An estimated 70% of retirement plans audited by the Department of Labor (DOL) in 2009 and 2010 were fined, received penalties or had to make reimbursements for errors--all of which ending up costing plan fiduciaries about $450,000 per plan, according to the department. The size of the average fine indicates that the DOL is uncovering problems at larger plans.
In the past few years, the DOL's Employee Benefits Security Administration (EBSA) has redoubled its efforts to promote compliance among plan sponsors. In fiscal 2010, the EBSA collected $1.05 billion in plan restorations, fines and penalties from retirement plans, according to a newsletter published last year by Columbia Management Investment Advisors LLC.
The DOL expects that figure to keep rising. Last year, the agency added nearly 1,000 employees, most of them assigned to enforce compliance among plan sponsors. This means more 401(k) retirement plans will face scrutiny this year, and potentially hefty penalty costs if their plans are mismanaged by a retirement plan sponsor.
Kevin Watt, vice president at Security Benefit, a Topeka, Kan.-based retirement plan provider, says the size of the DOL's penalty pot does not surprise him. "Historically, there hasn't been a whole lot of government enforcement,'' he said. "But from our viewpoint, there's now a quickly changing regulatory landscape."
And with an expanded DOL enforcement staff, the chances of a retirement plan coming under audit increases and more small plans would likely be targeted.
Watt says it's essential for financial advisors to be well versed on DOL regulations covering 401(k) plans. "They basically have to be held accountable to those government standards in building that plan," Watt says. "At the end of it all, are these plans being established prudently? And are they adhering to the standards and rules set forth?"
According to the DOL, a majority of plan failures occur because plan sponsors fail to follow their plan document provisions; because they discriminate against rank-and-file employees; because they fail to meet minimum employee coverage requirements; or because they establish a plan for which their businesses do not qualify.
Plan sponsors also often fail to deposit participant contributions to the plans in a timely manner; they file their 5500 forms late or not at all; or they fail to ensure that participant loans comply with plan provisions.

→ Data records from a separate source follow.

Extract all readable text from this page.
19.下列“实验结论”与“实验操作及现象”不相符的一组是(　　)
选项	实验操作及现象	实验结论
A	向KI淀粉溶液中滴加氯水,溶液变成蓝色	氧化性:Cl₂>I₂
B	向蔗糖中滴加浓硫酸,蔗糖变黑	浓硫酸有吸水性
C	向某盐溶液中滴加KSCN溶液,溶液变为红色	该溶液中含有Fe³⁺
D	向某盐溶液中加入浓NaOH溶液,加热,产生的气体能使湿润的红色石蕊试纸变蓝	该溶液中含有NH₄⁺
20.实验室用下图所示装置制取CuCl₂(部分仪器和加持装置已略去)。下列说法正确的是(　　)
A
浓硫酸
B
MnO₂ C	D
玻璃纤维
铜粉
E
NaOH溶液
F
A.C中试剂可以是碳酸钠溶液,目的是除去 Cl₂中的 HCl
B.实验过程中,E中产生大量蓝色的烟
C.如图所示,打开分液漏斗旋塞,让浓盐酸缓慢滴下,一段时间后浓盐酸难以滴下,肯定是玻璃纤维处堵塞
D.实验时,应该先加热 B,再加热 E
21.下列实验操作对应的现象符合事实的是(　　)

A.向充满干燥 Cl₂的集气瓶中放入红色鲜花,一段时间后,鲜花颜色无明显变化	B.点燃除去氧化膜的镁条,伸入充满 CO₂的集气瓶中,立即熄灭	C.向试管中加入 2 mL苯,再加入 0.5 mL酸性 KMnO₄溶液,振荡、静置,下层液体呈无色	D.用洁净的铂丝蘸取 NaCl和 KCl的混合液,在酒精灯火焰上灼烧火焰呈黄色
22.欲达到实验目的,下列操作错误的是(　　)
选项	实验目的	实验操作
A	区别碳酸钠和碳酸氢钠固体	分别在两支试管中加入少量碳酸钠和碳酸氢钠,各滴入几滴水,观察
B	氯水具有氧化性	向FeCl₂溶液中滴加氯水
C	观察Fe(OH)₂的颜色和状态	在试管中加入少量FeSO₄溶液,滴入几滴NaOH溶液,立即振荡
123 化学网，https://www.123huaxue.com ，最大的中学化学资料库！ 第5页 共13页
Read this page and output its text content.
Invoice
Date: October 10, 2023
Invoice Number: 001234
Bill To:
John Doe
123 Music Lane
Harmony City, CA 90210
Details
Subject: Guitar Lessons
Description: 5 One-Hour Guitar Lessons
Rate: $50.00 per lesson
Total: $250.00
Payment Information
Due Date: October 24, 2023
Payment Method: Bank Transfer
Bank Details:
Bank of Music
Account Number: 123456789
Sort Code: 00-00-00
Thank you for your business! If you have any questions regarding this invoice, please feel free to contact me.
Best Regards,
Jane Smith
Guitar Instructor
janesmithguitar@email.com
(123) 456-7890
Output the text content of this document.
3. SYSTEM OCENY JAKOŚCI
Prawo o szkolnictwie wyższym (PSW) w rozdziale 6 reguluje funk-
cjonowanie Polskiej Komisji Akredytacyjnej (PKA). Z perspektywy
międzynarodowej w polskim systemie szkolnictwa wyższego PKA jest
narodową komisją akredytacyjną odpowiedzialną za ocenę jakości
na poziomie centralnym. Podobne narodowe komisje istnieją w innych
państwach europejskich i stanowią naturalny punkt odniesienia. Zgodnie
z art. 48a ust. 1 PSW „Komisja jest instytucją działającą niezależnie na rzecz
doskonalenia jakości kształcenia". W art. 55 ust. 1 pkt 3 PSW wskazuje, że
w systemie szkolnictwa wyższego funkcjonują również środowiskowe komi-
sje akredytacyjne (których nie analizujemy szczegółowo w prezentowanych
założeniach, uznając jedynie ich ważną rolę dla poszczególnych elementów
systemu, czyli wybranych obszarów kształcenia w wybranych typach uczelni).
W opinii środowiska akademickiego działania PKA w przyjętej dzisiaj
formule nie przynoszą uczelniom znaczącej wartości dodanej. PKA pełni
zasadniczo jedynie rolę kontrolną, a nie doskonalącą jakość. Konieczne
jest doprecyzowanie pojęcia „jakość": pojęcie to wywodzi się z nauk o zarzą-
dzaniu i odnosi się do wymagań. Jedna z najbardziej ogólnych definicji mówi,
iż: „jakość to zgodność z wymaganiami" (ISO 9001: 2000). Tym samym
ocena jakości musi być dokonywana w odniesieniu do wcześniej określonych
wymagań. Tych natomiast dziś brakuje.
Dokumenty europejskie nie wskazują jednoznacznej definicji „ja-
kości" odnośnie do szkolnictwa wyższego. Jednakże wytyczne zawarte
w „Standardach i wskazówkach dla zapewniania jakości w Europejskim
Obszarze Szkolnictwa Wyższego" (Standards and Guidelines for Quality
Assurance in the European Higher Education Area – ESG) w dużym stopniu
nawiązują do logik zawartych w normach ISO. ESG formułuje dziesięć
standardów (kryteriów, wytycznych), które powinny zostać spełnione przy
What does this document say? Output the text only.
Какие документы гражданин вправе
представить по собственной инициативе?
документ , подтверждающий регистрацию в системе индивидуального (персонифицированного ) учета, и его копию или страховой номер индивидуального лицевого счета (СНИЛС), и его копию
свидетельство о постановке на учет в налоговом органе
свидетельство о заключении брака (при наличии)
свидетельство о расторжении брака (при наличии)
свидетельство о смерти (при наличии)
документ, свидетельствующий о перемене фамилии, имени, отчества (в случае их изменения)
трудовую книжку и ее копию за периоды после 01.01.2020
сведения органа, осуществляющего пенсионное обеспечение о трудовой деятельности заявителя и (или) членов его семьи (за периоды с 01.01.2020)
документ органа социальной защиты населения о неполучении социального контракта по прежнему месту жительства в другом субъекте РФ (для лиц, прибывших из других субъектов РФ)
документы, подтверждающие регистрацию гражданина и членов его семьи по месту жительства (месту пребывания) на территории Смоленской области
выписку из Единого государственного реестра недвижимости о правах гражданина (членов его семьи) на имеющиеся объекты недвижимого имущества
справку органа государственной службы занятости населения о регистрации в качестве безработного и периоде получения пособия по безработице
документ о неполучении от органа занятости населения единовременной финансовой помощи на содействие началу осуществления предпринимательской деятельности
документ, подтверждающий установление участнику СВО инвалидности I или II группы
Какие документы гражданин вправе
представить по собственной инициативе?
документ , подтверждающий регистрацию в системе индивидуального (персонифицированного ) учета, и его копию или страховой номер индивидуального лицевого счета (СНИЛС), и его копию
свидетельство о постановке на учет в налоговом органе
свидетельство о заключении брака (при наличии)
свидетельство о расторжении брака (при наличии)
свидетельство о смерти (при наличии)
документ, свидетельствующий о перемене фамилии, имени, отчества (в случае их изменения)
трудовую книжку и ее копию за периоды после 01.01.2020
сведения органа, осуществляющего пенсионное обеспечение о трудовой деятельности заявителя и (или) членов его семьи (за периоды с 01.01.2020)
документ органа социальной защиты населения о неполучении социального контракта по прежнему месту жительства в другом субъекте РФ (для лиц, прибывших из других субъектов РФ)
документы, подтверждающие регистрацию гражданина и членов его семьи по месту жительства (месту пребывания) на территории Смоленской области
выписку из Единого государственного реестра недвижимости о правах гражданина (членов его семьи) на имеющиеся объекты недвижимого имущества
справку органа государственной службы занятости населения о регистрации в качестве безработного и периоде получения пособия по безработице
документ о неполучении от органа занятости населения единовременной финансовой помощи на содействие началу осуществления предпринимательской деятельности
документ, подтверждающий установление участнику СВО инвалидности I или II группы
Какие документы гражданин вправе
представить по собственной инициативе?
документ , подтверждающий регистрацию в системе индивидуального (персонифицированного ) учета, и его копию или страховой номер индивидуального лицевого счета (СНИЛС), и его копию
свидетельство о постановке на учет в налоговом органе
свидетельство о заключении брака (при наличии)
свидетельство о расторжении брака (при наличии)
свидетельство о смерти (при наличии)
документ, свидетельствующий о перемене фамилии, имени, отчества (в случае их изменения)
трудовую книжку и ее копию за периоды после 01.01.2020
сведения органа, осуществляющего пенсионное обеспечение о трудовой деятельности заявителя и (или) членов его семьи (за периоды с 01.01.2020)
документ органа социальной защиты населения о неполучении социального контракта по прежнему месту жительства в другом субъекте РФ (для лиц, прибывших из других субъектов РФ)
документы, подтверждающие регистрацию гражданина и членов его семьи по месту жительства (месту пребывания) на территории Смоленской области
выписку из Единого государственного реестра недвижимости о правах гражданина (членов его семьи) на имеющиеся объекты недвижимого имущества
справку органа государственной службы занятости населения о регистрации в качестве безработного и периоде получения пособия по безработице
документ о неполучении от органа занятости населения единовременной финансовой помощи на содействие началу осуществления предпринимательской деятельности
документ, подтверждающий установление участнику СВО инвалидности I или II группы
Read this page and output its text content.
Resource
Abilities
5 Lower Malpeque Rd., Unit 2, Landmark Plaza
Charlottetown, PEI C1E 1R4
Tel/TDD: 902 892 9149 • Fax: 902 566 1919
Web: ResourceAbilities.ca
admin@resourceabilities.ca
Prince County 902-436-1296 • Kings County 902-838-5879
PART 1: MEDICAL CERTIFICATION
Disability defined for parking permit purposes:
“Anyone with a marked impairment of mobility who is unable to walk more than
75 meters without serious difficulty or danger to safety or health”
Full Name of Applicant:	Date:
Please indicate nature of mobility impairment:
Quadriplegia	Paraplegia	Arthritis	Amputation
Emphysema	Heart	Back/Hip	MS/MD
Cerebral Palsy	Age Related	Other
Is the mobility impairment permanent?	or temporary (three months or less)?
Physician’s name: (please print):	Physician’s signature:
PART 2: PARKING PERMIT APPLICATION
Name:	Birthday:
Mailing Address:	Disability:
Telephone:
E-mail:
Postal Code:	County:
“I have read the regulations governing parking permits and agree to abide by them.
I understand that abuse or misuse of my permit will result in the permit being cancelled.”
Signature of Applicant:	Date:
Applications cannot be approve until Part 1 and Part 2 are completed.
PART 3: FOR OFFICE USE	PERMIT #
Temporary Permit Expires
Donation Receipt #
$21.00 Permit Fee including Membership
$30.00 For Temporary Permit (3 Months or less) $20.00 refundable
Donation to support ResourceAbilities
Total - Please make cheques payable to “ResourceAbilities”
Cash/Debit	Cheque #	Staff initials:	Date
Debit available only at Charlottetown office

Watt says retirement plan sponsors can avoid many of the problems typically discovered in an audit with continuous monitoring and by spotting and rectifying any errors with an IRS or DOL-sponsored correction program.
Other DOL Audit Findings:
During 2010, the DOL audited more than 3,100 plans and found that more than 73% of them were required to restore losses to the plan or take another type of action to correct plan deficiencies.
An estimated 96 individuals (e.g., plan officials, corporate officers and service providers) were indicted for offenses related to their plans.
From the audits, we can conclude that a very small percentage of plans have true "bad guy situations"; the majority of violations generally come from oversight, errors and omissions by plan sponsors.